Le marketing multisensoriel, mis en œuvre de manière exemplaire. © Dres Hubacher

Le marketing multisensoriel est efficace

Messner étudie comment les consommateurs peuvent être convaincus par un produit durable. Pour cela, il faut d'abord analyser le groupe cible. S'agit-il par exemple de jeunes gens qui se déplacent beaucoup et qui veulent montrer publiquement leur conscience de la marque ? Si oui, il faut développer une stratégie marketing spécifique en conséquence. La recherche de Messner est axée sur la pratique. Il a notamment étudié quelles images incitent à acheter des produits sains dans les distributeurs Selecta (ce sont des images de nature ou de sport). Parallèlement à ses recherches, il entretient des échanges avec des organisations, des entreprises et des fabricants de produits afin d'apporter ses connaissances et de créer des idées de marketing pour que notre comportement de consommateur soit plus en phase avec les objectifs de durabilité de l'ONU.

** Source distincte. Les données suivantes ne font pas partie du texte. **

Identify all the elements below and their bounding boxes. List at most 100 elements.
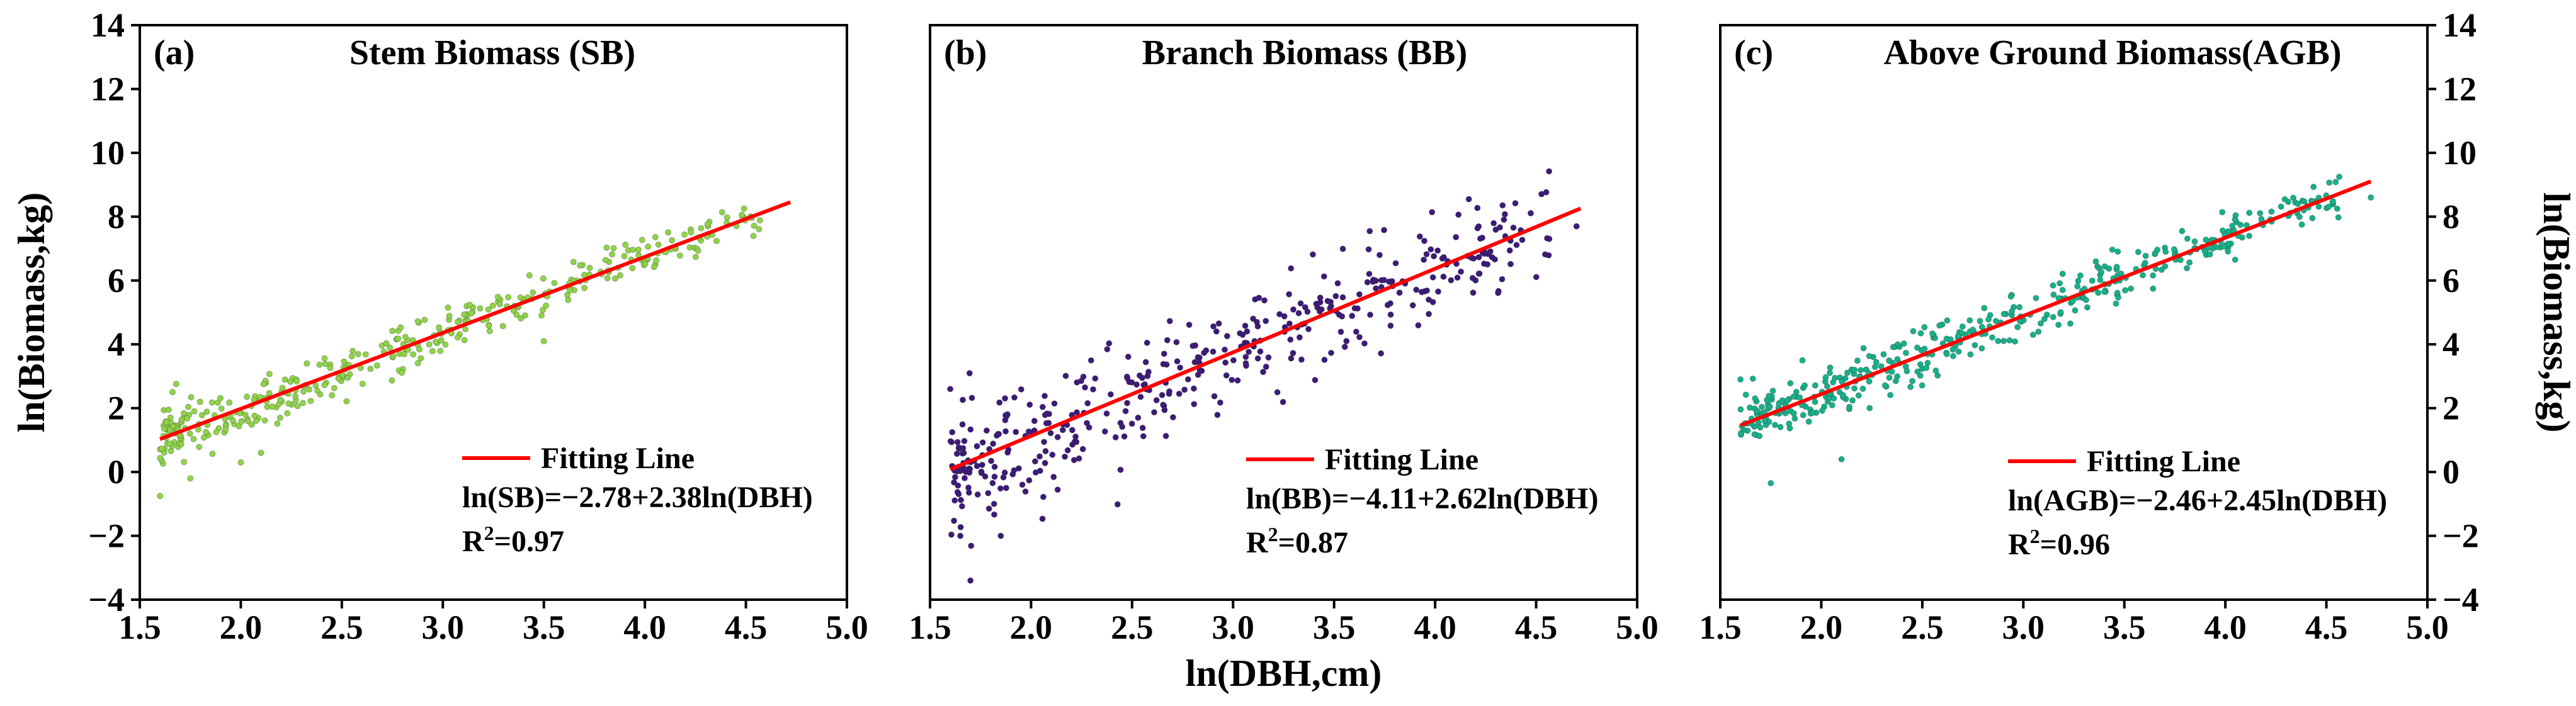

L'objectif est de guider les clients à travers le magasin de manière à ce qu'ils passent devant l'ensemble de l'assortiment. Comme il doit être possible de faire des achats courts - par exemple pour un seul sandwich - on trouve toujours un raccourci vers la caisse. Tout à la fin de notre visite, Messner se sert d'un récipient jaune bien connu contenant du concentré de citron en forme de fruit et à la structure de surface imitée et dévoile la stratégie sous-jacente : "C'est du marketing multisensoriel. Nous voyons un citron et en le touchant, nous avons l'impression d'en avoir un vrai dans la main".